GREG IVEY | PIB NGIB HQ PIR Association
Ben's father came from the village of Saguane on Kiwai Island near Daru in the Western District while his mother came from the Motuan village of Pari, 5km to the east of Port Moresby. Steven Benjamin Moide was born on 21 June 1924, the third of nine children. Ben's mixed cultural background was a marked feature of his Army and civilian life.
Ben left the Catholic School at Badili to sign up for the Papuan Infantry Battalion at age 16 without telling his parents but telling the Australian Enlistment Officer that he was 19. Ben's Recruit Training Sergeant was the equally famous (former Police) Sergeant Katue MM from Kikori.
Lahui Ako's biography of Ben (Nameless Warriors) published in 2012 by the University of Papua New Guinea (www.pngbuai.com/buybooks) demonstrates that he learnt quickly and was promoted by his Australian taubadas into leadership roles.

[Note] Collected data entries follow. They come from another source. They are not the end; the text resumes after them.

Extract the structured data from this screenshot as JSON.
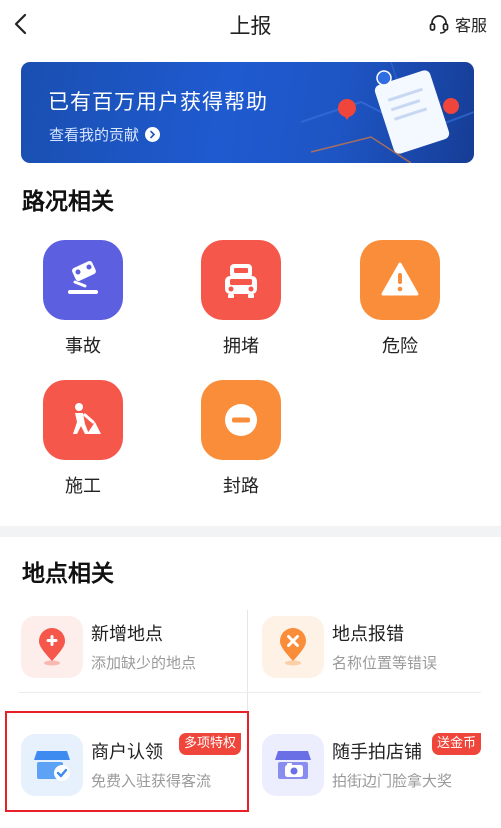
{
  "nav": {
    "title": "上报",
    "service_label": "客服"
  },
  "banner": {
    "title": "已有百万用户获得帮助",
    "link": "查看我的贡献"
  },
  "road_section": {
    "title": "路况相关",
    "items": [
      {
        "label": "事故",
        "icon": "accident-icon",
        "color": "#5b5fe0"
      },
      {
        "label": "拥堵",
        "icon": "congestion-icon",
        "color": "#f5574b"
      },
      {
        "label": "危险",
        "icon": "danger-icon",
        "color": "#f98d3a"
      },
      {
        "label": "施工",
        "icon": "construction-icon",
        "color": "#f5574b"
      },
      {
        "label": "封路",
        "icon": "road-closed-icon",
        "color": "#f98d3a"
      }
    ]
  },
  "place_section": {
    "title": "地点相关",
    "items": [
      {
        "title": "新增地点",
        "subtitle": "添加缺少的地点",
        "icon": "add-place-icon"
      },
      {
        "title": "地点报错",
        "subtitle": "名称位置等错误",
        "icon": "place-error-icon"
      },
      {
        "title": "商户认领",
        "subtitle": "免费入驻获得客流",
        "icon": "merchant-claim-icon",
        "tag": "多项特权"
      },
      {
        "title": "随手拍店铺",
        "subtitle": "拍街边门脸拿大奖",
        "icon": "shop-photo-icon",
        "tag": "送金币"
      }
    ]
  }
}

Post-war society was difficult for Ben and other soldiers unless they re-enlisted in the Pacific Islands Regiment (from 1951). Ben persevered through the development problems of Port Moresby and found employment with the Australian Administrator, the UPNG Vice Chancellor and finally South Pacific Brewery. After the war also, Ben was very active as a leader in the RSL and in the developing PNG rugby league organisation.

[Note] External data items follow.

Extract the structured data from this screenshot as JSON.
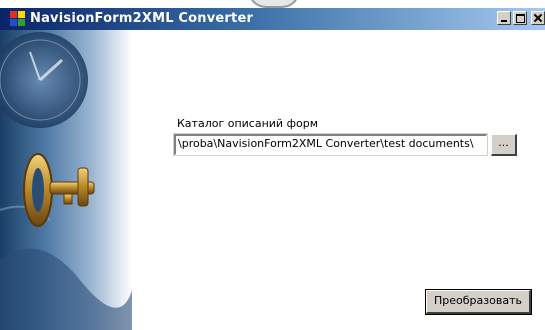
{
  "window": {
    "title": "NavisionForm2XML Converter",
    "title_color": "#ffffff",
    "titlebar_color": "#0a246a"
  },
  "form": {
    "catalog_label": "Каталог описаний форм",
    "catalog_path": "\\proba\\NavisionForm2XML Converter\\test documents\\",
    "browse_label": "...",
    "convert_label": "Преобразовать"
  },
  "icons": {
    "app": "app-logo-icon",
    "minimize": "minimize-icon",
    "maximize": "maximize-icon",
    "close": "close-icon",
    "side_image": "key-clock-illustration"
  }
}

Ben was honoured with an MBE then a CBE and he was chosen to represent all ex-servicemen at PNG Remembrance Day Services (23 July) in recent decades. In that capacity, Ben was an advocate and an icon for the PIB and NGIB in Papua New Guinea.

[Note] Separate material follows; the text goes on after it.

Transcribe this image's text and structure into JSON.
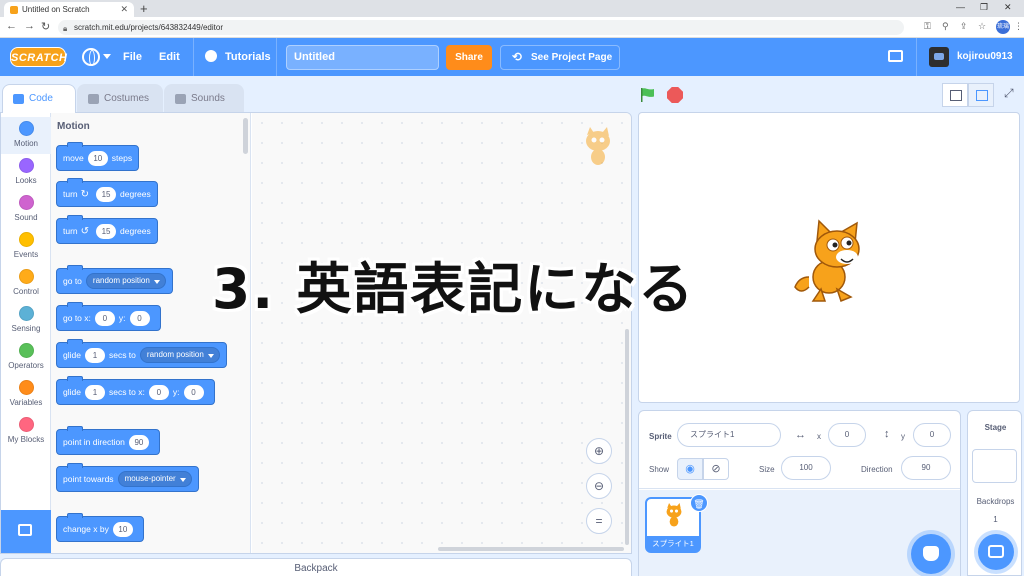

Ben was a frequent and welcome guest at Anzac Day and Kokoda Day services in Queensland where his presence reminded everyone of the critical role played by the PIB and NGIB in all the PNG campaigns (except Milne Bay) during World War II. Ben maintained a close relationship with Captain Alan Hooper (PIB, ANGAU) as they reminisced in Motu about their war experiences.
It is too soon to assess Ben's broad legacy but his cross-cultural work and his published perspective as a Papuan warrior would both rate highly among historians. Our Associationhas lost one of its heroes.
May he rest well satisfied with his contribution to his country.